LitFood

bridesheadI revisited Brideshead again last week—rereading the book after 25 years—because something about the newest film didn't sit right. 

There’s also the 1981 version with Jeremy Irons, the sumputuous mini-series that clocks in at 11 hours.  Why remake a perfectly fine wheel?  Well, after my marathon reread, I’m even more curious.

I actually like the new 2008 version, primarily because of the performances.  They’re terrific!  But the two-hour format distorts the storyline and the work’s ultimate meaning. 

The biggest problem is the timing of Julia and Charles’s love affair.  In the book,  the two don’t fall in love until they meet onboard the ship—10 years after they first met at Brideshead.  The new film has them fall in love early on—at Brideshead.  It’s a serious misreading because it leads to the premise that Sebastian’s unrequited love for Charles is what sucks him into a self-destructive vortex.  His decline is far more complicated—and goes to the heart of the book.

The story appears, on the surface at least, to be critical of religion, certainly Catholicism.  But the book’s chapter titles provide a real tip-off:  “Et In Arcadia Ego” and “The Twitch Upon the Thread.”  The novel has to do with the operation of divine grace in the world: 

an invisible line which is long enough to let [ the unrepentant ] wander to the ends of the world and still bring him back with a twitch upon the thread.  

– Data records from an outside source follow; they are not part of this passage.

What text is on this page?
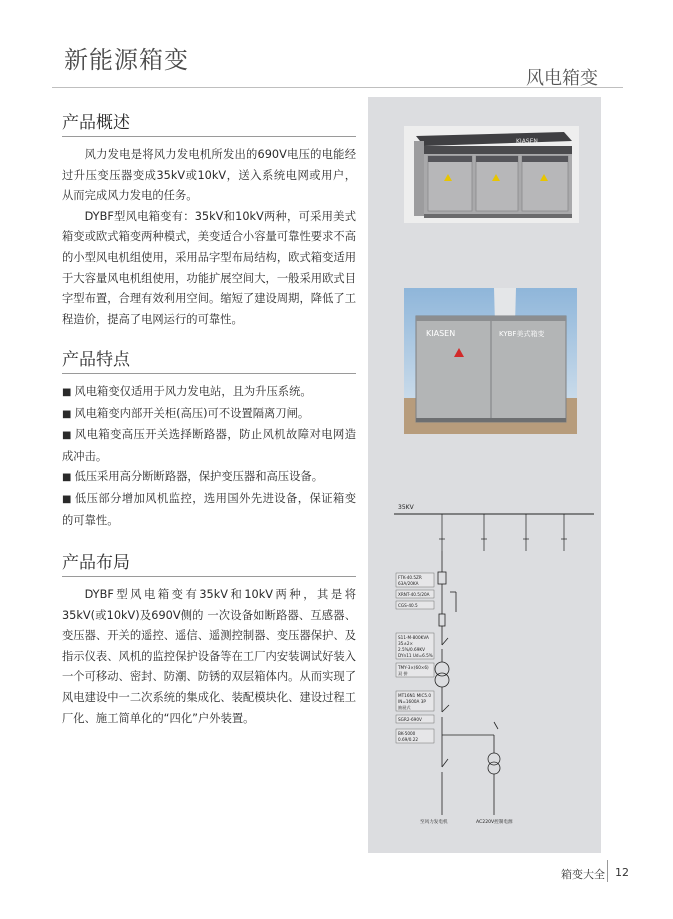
新能源箱变
风电箱变
产品概述

风力发电是将风力发电机所发出的690V电压的电能经过升压变压器变成35kV或10kV，送入系统电网或用户，从而完成风力发电的任务。

DYBF型风电箱变有：35kV和10kV两种，可采用美式箱变或欧式箱变两种模式，美变适合小容量可靠性要求不高的小型风电机组使用，采用品字型布局结构，欧式箱变适用于大容量风电机组使用，功能扩展空间大，一般采用欧式目字型布置，合理有效利用空间。缩短了建设周期，降低了工程造价，提高了电网运行的可靠性。

产品特点

■ 风电箱变仅适用于风力发电站，且为升压系统。

■ 风电箱变内部开关柜(高压)可不设置隔离刀闸。

■ 风电箱变高压开关选择断路器，防止风机故障对电网造成冲击。

■ 低压采用高分断断路器，保护变压器和高压设备。

■ 低压部分增加风机监控，选用国外先进设备，保证箱变的可靠性。

产品布局

DYBF型风电箱变有35kV和10kV两种，其是将35kV(或10kV)及690V侧的 一次设备如断路器、互感器、变压器、开关的遥控、遥信、遥测控制器、变压器保护、及指示仪表、风机的监控保护设备等在工厂内安装调试好装入一个可移动、密封、防潮、防锈的双层箱体内。从而实现了风电建设中一二次系统的集成化、装配模块化、建设过程工厂化、施工简单化的“四化”户外装置。

KIASEN
KIASEN	KYBF美式箱变
35KV
FTK-40.5ZR
63A/20KA
XRNT-40.5/20A
CGS-40.5
S11-M-800KVA
35±2×
2.5%/0.69KV
DYn11 Ud=6.5%
TMY-3×(60×6)
双 拼
MT16N1 MIC5.0
IN=1600A 3P
抽屉式
SGR2-690V
BK-5000
0.69/0.22
至风力发电机	AC220V控制电源
箱变大全 12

Willful disobedience gets both Charles and Sebastian thrown out of Arcadia—the paradise / Eden that was Brideshead during the summer of 1923. Only after suffering and disillusionment do the two feel the “twitch upon the thread”—even Charles does at the novel’s end, though it’s unclear whether he’s actually reeled in. 

For Book Clubs
Why not revisit Brideshead by reading Waugh...then seeing the 2008 film version?  Or for real die-hards watch the 11-hour 1981 version! Choose a weekend—and pack a sleeping bag and pillow! Invite me, too.